In the long-run, the very measures that are holding up so far could start to unravel.
At the moment, it is unclear why this rise in emergency admissions has been seen.
The extra money the NHS was given in the summer, for winter planning, was meant to alleviate just this by helping to provide extra support in the community, such as boosting district nursing and social care, to stop people becoming acutely unwell in the first place.
Possible gaming
It could be that there are more acutely unwell patients this winter?
Or could it be because the NHS is under so much pressure to hit the four-hour waiting time target that when a patient is close to breaching it they are admitted as an emergency to stop the clock ticking?
Data from the Health and Social Care Information Centre, based on previous years, shows that in the final 10 minutes of the four-hour target you are twice as likely to be admitted than in the 10 minutes before that - and three times as likely in the 10 minutes before that again.

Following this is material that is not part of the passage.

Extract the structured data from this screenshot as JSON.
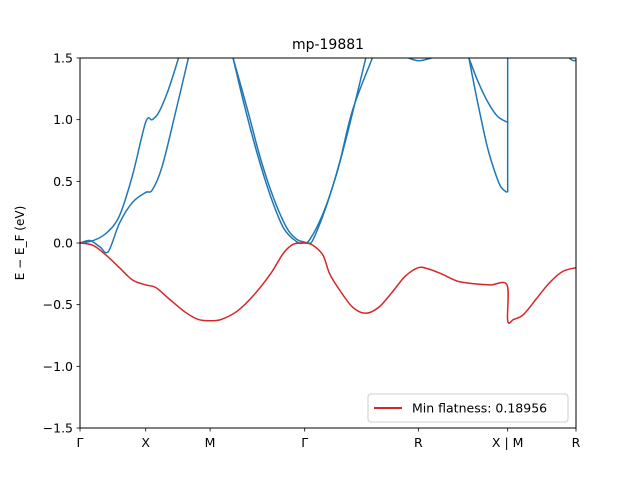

Could there be gaming going on? I put that to senior people at the information centre and their response was telling.
Cautious by nature, the statisticians were never going to stick their necks out to suggest it is. But they did concede it needed explaining.
Publicly, hospitals claim it is purely a result of the fact that the most serious cases take a lot more assessment and therefore as time goes on the likelihood of admission increases.
That may be true for some patients. But that doesn't explain why after the four-hour mark the admission rate drops off.
It is left to those on the front-line to explain. "Any A&E doctor would be lying if they said that when it approaches four hours you are not influenced," a member of staff from a busy unit told me recently.
"We have a secretary of state who is ringing hospitals up when they breach the four-hour target. You want to avoid that."
That, of course, doesn't necessarily mean they do not need to be admitted.
As mentioned above the longer waiters tend to be the more complex cases. But it does suggest that the staff treating the patient may not have had the chance to take a fully-informed decision.
Once admitted that information - whether it is test results or specialist opinion - still needs to be gathered. It's just that that wait doesn't show up in the four-hour statistics.